China’s factory activity shrank in December for the first time in more than two years, an official survey showed Monday, intensifying pressure on the government to reverse an economic slowdown as it enters trade talks with President Donald Trump’s administration.
The purchasing managers’ index of the National Bureau of Statistics and an industry group, the China Federation of Logistics & Purchasing, fell to 49.4 from November’s 50.0 on a 100-point scale. Any reading below 50 shows that activity is contracting. The December figure was the lowest since February 2016 and the first drop since July 2016.
In the quarter that ended in September, China’s economic growth sank to a post-global crisis low of 6.5 percent compared with a year earlier. The slowdown occurred despite government efforts to stem the downturn by ordering banks to lend more and by boosting spending on public works construction.
Forecasters expect annual growth of about 6.5 percent, down slightly from 2017’s 6.7 percent. But some industry segments, including auto and real estate sales, have suffered more serious declines.
“Downward pressure on the economy is still large,” economist Zhang Liqun said in a statement issued with the PMI.
Overall orders and exports both contracted, indicating that Chinese factories are suffering from weak demand at home and abroad. Exports to the United States kept growing at double-digit monthly rates through late 2018 despite Trump’s punitive tariffs.
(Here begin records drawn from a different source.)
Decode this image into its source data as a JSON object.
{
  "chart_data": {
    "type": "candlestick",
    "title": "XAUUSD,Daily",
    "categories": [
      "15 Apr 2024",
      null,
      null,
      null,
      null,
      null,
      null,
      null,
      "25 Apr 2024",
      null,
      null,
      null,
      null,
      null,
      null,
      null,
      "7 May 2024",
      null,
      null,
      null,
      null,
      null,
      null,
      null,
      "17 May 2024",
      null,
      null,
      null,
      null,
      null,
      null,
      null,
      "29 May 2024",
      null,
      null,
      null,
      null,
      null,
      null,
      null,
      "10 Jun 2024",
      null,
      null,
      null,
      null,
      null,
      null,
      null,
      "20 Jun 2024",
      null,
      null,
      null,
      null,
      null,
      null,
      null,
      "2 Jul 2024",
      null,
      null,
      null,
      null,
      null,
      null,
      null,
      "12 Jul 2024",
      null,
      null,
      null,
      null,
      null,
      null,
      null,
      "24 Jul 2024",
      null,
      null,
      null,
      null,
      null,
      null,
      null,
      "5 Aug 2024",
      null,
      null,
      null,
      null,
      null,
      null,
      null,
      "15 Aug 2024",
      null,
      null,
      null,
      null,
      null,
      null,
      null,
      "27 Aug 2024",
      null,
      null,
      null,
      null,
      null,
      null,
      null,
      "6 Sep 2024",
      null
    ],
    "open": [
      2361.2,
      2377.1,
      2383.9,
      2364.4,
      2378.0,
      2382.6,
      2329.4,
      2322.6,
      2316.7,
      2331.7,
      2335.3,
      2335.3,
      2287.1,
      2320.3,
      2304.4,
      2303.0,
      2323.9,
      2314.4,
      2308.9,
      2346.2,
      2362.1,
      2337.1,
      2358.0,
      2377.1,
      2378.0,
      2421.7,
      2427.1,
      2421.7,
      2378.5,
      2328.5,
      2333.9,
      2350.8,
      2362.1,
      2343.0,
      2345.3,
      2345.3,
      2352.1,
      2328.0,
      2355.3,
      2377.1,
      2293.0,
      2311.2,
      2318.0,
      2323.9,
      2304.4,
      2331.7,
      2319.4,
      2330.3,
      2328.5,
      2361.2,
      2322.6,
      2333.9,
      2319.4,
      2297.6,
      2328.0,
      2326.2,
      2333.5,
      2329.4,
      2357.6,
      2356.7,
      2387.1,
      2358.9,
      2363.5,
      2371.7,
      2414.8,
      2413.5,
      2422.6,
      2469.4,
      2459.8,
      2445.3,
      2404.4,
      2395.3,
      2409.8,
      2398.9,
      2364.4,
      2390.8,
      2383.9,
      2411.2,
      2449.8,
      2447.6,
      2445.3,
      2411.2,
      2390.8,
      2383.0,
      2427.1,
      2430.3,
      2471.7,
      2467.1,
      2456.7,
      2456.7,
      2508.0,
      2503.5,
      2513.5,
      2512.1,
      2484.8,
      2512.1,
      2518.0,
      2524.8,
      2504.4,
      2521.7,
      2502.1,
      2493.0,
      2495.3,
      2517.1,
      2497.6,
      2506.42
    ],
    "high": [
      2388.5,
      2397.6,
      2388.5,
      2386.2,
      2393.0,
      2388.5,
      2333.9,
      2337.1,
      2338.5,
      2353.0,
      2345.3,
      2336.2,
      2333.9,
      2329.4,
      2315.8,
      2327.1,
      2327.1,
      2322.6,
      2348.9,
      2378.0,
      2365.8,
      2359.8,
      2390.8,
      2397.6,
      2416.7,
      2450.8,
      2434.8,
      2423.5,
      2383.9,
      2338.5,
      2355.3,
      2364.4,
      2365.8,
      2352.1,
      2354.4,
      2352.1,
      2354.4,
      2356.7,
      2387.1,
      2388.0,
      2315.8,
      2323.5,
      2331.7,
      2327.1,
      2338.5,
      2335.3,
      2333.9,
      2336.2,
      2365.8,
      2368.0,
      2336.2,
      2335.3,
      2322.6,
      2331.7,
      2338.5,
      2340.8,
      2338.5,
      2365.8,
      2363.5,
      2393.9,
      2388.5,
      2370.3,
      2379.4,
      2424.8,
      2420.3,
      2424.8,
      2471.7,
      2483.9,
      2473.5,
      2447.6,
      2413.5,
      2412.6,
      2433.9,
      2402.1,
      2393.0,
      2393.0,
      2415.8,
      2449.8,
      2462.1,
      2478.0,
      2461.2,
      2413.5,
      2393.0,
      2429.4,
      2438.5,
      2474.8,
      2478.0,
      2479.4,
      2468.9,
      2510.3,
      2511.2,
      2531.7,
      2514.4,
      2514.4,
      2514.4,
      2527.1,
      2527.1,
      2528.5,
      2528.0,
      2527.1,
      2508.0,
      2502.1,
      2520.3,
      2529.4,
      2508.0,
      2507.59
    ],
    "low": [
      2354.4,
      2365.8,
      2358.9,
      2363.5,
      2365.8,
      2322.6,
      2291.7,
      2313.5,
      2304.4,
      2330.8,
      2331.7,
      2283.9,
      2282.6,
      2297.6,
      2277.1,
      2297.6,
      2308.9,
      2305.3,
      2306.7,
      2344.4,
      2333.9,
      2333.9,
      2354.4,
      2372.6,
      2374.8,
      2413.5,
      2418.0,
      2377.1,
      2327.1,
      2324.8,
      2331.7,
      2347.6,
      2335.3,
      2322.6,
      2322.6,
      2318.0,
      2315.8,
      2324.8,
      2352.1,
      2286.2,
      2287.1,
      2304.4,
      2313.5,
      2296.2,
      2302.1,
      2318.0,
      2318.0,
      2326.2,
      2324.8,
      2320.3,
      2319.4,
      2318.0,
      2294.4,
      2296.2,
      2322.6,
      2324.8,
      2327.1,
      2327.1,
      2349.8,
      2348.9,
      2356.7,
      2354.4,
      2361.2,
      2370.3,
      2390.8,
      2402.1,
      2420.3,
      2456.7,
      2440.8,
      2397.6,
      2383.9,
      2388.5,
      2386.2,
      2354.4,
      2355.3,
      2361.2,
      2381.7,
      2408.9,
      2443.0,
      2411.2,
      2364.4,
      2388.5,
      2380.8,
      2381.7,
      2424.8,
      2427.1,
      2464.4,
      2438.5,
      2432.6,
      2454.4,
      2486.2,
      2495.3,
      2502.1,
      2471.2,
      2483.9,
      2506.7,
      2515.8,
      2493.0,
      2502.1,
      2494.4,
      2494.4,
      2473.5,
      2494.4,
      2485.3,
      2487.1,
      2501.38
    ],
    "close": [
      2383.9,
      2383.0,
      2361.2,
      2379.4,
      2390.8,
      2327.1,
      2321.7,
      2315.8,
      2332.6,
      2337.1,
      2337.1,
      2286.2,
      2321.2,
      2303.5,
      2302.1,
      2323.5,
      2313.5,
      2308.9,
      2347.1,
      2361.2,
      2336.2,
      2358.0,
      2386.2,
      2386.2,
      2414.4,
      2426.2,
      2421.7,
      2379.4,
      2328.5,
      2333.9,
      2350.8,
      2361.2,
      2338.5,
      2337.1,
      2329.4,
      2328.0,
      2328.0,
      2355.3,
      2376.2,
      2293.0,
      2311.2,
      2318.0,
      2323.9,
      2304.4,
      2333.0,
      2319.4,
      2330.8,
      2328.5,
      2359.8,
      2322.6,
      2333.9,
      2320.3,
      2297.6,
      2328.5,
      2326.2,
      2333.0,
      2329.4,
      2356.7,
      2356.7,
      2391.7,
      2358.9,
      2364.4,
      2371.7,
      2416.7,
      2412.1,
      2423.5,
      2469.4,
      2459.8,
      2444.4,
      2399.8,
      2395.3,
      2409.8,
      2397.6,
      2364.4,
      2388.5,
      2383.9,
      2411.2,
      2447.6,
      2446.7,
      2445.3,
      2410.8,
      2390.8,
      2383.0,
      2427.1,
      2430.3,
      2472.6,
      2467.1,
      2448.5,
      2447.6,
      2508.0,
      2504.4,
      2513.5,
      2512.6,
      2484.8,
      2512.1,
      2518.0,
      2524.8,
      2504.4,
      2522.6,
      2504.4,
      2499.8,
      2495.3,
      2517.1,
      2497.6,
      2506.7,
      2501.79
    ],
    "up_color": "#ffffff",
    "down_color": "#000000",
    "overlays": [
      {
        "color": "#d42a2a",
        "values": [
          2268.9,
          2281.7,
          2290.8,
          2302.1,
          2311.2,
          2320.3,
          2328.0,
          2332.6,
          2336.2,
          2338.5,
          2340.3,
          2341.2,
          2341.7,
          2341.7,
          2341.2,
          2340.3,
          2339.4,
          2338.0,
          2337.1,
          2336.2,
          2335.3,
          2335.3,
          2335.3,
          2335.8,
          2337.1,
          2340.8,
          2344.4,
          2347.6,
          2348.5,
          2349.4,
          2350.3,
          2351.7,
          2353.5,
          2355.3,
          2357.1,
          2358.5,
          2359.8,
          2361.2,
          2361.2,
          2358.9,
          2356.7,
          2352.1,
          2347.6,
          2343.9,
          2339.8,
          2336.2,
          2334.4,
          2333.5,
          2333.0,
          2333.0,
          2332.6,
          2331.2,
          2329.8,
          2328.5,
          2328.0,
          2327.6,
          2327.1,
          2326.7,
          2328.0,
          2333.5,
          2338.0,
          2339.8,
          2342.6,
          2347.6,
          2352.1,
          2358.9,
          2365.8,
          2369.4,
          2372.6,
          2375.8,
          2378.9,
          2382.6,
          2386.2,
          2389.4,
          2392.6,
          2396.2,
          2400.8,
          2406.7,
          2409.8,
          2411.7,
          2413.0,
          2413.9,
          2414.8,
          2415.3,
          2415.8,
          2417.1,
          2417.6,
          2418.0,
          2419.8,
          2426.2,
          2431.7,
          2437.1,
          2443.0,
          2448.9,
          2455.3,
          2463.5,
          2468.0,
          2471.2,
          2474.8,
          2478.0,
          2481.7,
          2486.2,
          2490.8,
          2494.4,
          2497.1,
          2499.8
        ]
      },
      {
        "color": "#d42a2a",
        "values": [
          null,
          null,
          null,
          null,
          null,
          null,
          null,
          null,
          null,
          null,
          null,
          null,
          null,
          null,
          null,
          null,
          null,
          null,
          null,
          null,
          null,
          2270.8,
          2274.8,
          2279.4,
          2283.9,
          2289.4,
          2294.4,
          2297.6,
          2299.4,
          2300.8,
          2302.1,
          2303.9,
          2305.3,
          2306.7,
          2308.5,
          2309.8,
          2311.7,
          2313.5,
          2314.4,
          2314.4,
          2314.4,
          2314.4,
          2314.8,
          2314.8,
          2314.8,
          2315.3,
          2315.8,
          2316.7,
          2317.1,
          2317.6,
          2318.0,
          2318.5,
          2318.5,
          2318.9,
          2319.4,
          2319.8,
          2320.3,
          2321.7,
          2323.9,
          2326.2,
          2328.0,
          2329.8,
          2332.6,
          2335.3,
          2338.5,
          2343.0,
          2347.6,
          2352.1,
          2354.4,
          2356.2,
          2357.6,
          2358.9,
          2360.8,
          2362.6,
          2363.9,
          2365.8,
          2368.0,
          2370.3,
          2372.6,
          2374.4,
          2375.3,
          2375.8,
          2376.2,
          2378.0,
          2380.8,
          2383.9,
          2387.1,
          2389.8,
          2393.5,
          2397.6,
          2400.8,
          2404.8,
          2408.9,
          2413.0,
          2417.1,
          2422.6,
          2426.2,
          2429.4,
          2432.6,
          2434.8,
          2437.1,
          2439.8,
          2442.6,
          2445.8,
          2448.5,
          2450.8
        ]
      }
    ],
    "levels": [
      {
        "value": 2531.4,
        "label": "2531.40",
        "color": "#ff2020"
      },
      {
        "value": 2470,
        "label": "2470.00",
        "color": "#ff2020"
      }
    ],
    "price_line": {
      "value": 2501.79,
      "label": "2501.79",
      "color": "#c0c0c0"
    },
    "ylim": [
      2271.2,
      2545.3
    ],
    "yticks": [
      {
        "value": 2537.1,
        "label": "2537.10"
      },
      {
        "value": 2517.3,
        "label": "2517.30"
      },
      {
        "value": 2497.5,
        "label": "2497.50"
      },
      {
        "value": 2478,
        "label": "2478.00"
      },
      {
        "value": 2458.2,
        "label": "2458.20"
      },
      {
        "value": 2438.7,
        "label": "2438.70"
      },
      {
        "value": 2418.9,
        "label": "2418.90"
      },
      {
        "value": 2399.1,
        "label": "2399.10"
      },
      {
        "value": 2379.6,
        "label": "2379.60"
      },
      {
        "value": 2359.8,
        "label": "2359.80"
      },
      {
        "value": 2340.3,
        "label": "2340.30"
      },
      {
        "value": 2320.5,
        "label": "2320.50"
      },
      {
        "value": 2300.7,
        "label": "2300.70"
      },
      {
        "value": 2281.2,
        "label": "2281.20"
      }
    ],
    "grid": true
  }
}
But growth in exports to the rest of the world fell sharply in November and forecasters expect American demand to weaken in early 2019.
That adds to complications for Chinese leaders who are trying to reverse a broad economic slowdown and avert politically dangerous job losses.
In his annual New Year’s Eve address Chinese President Xi Jinping stressed self-reliance amid “changes unseen in 100 years.”
Xi stressed China’s capacity to weather the storm, citing a series of industrial and technological achievements in 2018. He said the government would keep growth from slowing too quickly and follow through on a tax cut as part of an effort “to ease the burden on enterprises.”
“Despite all sorts of risks and challenges, we pushed our economy towards high-quality development, sped up the replacement of the old drivers of growth, and kept the major economic indicators within a reasonable range,” Xi said.
The government launched over 100 reform measures in 2018, Xi said Monday, and stepped up efforts to improve standards of living.
“Our people are the country’s solid foundation and our main source of confidence to govern,” he said.
Chinese and U.S. envoys are scheduled to meet early this month for negotiations that are intended to resolve their economically threatening trade war. Over the weekend, Trump sounded an optimistic note, tweeting that he had spoken with Xi by phone.
“Deal is moving along very well,” Trump tweeted. “If made, it will be very comprehensive, covering all subjects, areas and points of dispute. Big progress being made!”
But economists say the 90-day moratorium on new penalties that was agreed to by Trump and Xi on Dec. 1 is likely too little time to resolve their sprawling dispute.
Chinese economic activity already was weakening after the Chinese government tightened controls on bank lending in late 2017 to cool a debt boom. The downturn was more abrupt than expected, which prompted regulators to shift course and ease credit controls. But they moved gradually to avoid reigniting a rise in debt. Their measures have yet to put a floor under declining growth.
Chinese leaders promised at an annual economic planning meeting in mid-December to shore up growth with tax cuts, easier lending for entrepreneurs and other steps.